1st off, what your describing is not innovation. It is iteration. Games generally get better by doing one of 2 things. One, by coming up with new, interesting, untested idea to grow the set of possibilities in play. The other is to take existing ideas and tweak and tune them to make it something better. Both are difficult to do right, and create fantastic games. But we live in a world where innovation can seem like a distant dream. It's not so much that people think that CoD is unoriginal in and of itself, it's that so many other games reject the very important component of innovation because Call of Duty is so successful. Of course, that's a problem with the industry, not Call of Duty. Complaining about CoD for its stagnation is kind of like being forced to eat nothing but Dominos, Little Ceasers, and Pizza Hut for a month, and then walking into a mom and pop pizza shop and screaming at the owner, "I'M SICK OF FRICKEN PIZZA!".

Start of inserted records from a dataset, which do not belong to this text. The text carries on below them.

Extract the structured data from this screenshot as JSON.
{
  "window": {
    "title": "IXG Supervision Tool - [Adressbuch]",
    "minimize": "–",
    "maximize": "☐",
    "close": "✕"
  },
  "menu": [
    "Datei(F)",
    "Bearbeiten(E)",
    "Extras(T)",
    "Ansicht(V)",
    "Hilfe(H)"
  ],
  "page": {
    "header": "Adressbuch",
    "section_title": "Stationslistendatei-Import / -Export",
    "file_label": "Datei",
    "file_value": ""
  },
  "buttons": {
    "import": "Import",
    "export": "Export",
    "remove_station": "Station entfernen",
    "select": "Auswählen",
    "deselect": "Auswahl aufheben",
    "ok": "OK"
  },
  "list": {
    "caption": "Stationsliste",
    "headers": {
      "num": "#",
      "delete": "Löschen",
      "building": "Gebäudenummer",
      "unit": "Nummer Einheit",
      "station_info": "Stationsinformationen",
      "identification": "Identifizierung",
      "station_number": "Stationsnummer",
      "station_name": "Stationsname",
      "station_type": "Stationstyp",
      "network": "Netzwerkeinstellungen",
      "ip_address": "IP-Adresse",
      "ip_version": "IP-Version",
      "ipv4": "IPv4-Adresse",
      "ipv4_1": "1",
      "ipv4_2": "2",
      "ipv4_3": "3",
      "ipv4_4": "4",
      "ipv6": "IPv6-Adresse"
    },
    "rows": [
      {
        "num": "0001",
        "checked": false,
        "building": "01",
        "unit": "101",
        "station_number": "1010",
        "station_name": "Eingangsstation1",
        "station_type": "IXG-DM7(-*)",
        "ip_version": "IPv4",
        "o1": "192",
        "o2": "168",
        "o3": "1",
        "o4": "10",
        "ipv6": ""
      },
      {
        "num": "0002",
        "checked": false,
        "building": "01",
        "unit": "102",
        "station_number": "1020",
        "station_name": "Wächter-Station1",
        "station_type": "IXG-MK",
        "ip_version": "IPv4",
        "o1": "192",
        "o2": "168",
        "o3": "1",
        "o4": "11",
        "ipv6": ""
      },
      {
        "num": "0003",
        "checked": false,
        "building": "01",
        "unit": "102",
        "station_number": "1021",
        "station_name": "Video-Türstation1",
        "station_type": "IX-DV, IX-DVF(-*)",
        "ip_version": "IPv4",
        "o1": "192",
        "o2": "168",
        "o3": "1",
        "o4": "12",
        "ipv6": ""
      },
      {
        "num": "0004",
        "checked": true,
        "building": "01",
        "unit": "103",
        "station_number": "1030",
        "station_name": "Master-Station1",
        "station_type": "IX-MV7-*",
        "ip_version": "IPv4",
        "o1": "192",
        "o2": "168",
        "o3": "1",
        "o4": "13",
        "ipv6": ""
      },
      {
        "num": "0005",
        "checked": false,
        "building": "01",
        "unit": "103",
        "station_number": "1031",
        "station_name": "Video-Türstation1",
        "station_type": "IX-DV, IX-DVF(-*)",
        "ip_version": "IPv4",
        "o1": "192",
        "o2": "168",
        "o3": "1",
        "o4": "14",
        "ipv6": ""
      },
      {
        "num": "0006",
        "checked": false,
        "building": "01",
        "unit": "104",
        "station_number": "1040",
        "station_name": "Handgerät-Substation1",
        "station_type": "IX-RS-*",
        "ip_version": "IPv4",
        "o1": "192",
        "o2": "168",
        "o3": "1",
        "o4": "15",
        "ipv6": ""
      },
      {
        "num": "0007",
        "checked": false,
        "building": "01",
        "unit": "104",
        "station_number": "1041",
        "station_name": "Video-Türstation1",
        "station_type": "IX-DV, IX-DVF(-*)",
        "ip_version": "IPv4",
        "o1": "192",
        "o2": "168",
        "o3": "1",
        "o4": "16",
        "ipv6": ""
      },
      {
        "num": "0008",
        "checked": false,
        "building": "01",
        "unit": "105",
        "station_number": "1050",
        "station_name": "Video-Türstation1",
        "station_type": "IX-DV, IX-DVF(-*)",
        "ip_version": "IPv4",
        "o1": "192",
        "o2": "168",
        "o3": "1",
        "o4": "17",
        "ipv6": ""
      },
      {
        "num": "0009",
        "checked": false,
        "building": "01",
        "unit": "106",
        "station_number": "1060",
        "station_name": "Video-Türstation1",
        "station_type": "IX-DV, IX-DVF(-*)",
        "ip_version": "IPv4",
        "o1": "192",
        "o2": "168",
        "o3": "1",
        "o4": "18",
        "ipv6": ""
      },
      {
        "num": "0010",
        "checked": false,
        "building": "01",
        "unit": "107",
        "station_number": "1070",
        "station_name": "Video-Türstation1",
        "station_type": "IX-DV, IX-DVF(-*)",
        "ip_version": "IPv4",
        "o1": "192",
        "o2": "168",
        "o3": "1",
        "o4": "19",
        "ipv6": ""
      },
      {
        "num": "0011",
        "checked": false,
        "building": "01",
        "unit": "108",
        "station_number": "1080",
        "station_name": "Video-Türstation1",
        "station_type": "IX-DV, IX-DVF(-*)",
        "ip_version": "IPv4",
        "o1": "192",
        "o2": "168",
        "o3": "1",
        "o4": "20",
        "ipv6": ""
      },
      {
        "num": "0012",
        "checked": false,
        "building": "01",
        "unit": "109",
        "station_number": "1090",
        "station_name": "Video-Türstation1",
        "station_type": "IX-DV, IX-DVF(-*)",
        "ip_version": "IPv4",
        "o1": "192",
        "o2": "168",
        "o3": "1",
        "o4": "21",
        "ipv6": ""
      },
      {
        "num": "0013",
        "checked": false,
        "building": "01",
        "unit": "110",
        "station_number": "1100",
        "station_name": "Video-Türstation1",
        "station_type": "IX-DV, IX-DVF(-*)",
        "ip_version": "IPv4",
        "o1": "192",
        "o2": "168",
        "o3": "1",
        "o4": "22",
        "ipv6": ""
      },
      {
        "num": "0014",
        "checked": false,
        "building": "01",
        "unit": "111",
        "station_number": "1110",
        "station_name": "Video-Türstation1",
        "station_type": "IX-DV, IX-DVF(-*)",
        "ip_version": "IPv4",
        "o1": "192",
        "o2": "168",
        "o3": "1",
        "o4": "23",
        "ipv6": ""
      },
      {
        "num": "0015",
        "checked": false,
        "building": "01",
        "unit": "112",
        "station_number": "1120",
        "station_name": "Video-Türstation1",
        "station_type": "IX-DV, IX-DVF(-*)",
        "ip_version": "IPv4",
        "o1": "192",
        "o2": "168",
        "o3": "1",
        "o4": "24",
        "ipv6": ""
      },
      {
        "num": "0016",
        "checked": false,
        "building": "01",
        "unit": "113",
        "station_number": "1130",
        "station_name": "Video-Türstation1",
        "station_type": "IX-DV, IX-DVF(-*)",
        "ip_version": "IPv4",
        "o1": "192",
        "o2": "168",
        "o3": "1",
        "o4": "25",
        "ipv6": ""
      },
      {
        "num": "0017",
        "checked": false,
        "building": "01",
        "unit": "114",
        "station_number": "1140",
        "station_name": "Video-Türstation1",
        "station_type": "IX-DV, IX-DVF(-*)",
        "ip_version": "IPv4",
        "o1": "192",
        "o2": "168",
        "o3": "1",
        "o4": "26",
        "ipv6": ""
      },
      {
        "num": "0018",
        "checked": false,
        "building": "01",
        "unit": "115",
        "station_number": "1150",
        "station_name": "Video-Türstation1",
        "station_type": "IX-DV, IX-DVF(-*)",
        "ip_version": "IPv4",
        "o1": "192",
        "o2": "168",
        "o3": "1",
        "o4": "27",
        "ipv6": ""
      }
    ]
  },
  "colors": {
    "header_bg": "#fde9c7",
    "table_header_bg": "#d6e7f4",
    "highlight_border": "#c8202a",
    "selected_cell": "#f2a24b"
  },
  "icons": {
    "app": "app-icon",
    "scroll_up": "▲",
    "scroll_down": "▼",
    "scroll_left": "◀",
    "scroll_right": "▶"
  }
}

Of course, CoD is not a stranger to innovation. If you take the original Modern Warfare, there was a lot of innovation going. I seem to remember some comments about how it was a refreshingly down to earth game that finally broke away from the over-saturated WWII shooter market. But that was 5 games ago. Multiplayer may receive tweaks and variations, but it is all variants of the same core aestetic, and easy for a person who is not hardcore into the multiplayer to not appreciate as being worth $60. The other problem is that CoD does this thing where the single player portion is great, but very short. The game can end up being judged based on that limited content. CoD succeeds because of the combination of short but sweet campaign, interesting side content like Spec Ops or Zombies, and a refinement of the multiplayer as one giant package. But take each of those individually and you have a criminally short game, the equivalent of an extra content DVD, and a tweaking that can only be appreciated by hardcore fans
Also, CoD is accessible, focusing on mass appeal. This is not bad, but it does undermine a sense of community. Its a fallacy that appealing to a larger market must take away from the smaller market. Also, that appeal comes from a very different sort of dyamic then most gamers are used to in their shooters. While a casual gamer can accept a sudden death from half way across the map as a realistic portrayal of real guns, and dismiss deaths from killstreak rewards as a part of the chaotic nature of battles, core gamers are instead reminded of taking clip after clip to the face in older shooters, where all fights are determined on the ground level, and feel like they are the victim of cheap tactics.Its the same sort of thinking that leads to older people dismissing games as a new medium. We don't like it because its not what we are used to. To enjoy CoD, you have to accept it on its terms. Casual players can do that with ease, and most core gamers can with various degrees of difficulty. But the most entrenched can't, and this could be seen as either stubbornness or personal taste.
Also, Call of Duty has a bad community because its so popular. It's inevitable. Most games are fine, but the bad experiences are more memorable. But that is a drop in the bucket. Other games have there trolls, if perhaps less blatent. Community is certainly a complaint, but really, I suspect that it is a complaint that gets tacked on after a person decides that they don't like the rest of the game.